In “Collaborating for Effective Social Activism in West Africa: Experiences, Enabling Factors, and Challenges”, WACSI and the Fund for Global Human Rights explain why the extent to which activists, social movements and CSOs collaborate to promote social justice is quite minimal. Stumbling blocks to seamless collaboration include ideological differences and incompatible goals, mistrust among the partners, difference in leadership style, bureaucratic standards of CSOs, and lack of perceived accountability.
However, the report finds that a common shared interest—such as promoting social justice—and the need for a unified voice among diverse stakeholders are key factors that have inspired collaboration between these divergent groups.
If social justice activists, social movements, and CSOs are to collectively combat perpetrators of social injustices in society, collaboration will be necessary.

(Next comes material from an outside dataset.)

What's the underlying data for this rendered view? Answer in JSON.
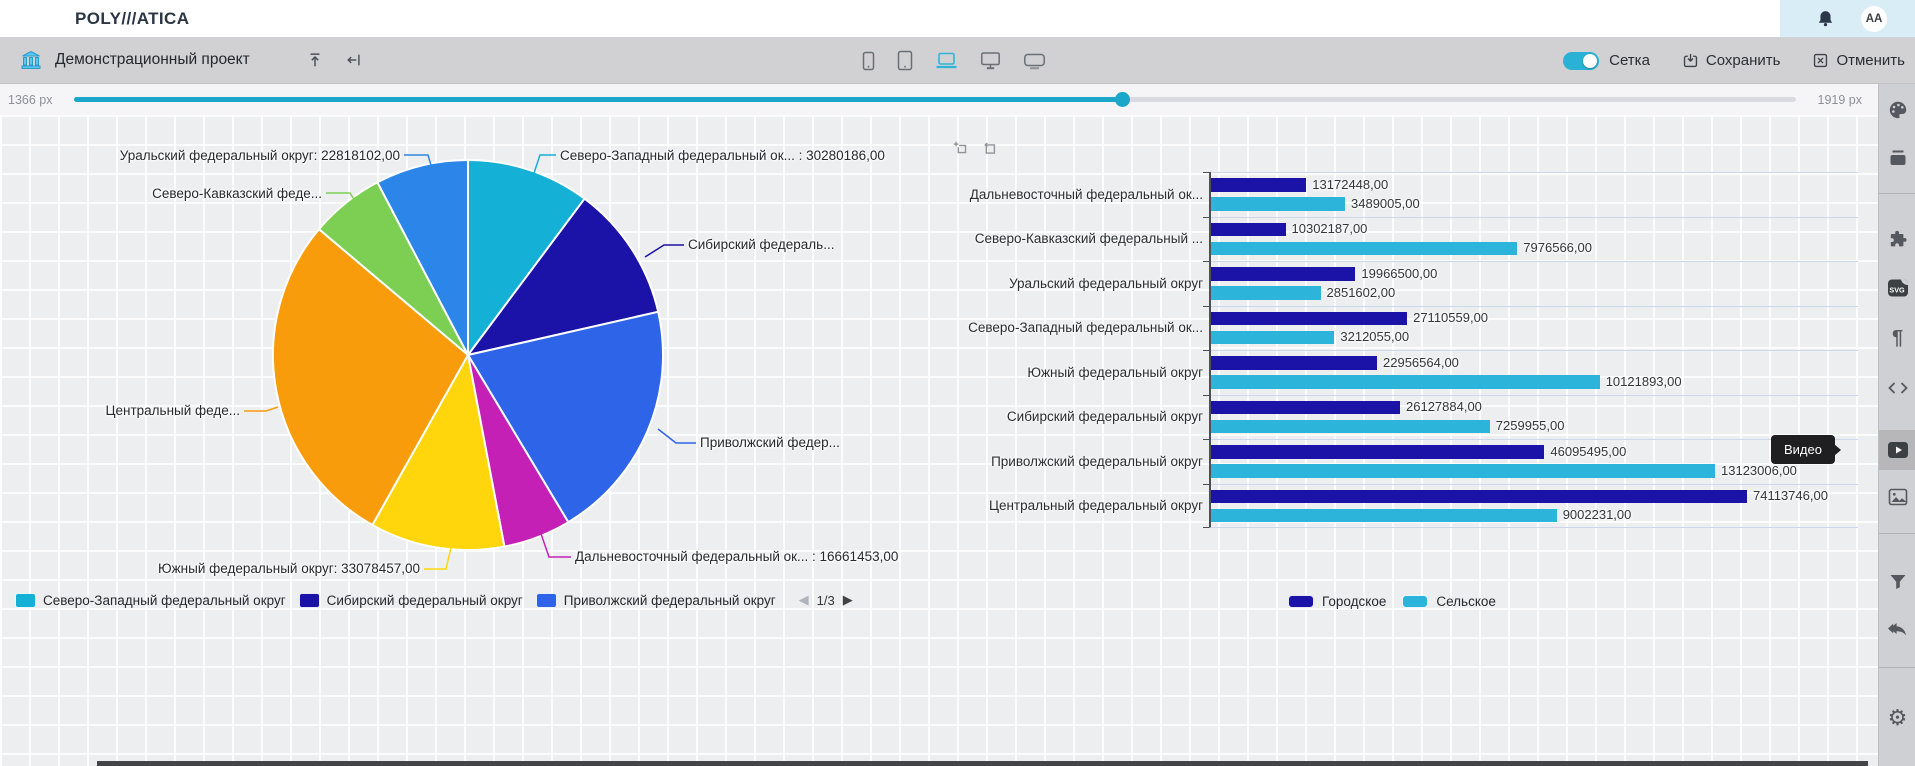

Building strong partnerships, devising innovative strategies and tactics, learning from each other, enhancing mutual trust through transparency and accountability (especially on the part of CSOs), and documenting their experiences are all strategies to help build important cross-country partnerships.
As threats to civic freedom persist across West Africa, it is imperative for actors within the space to redefine their strategies by leveraging the enabling factors of collaboration and addressing the challenges that impede collaboration.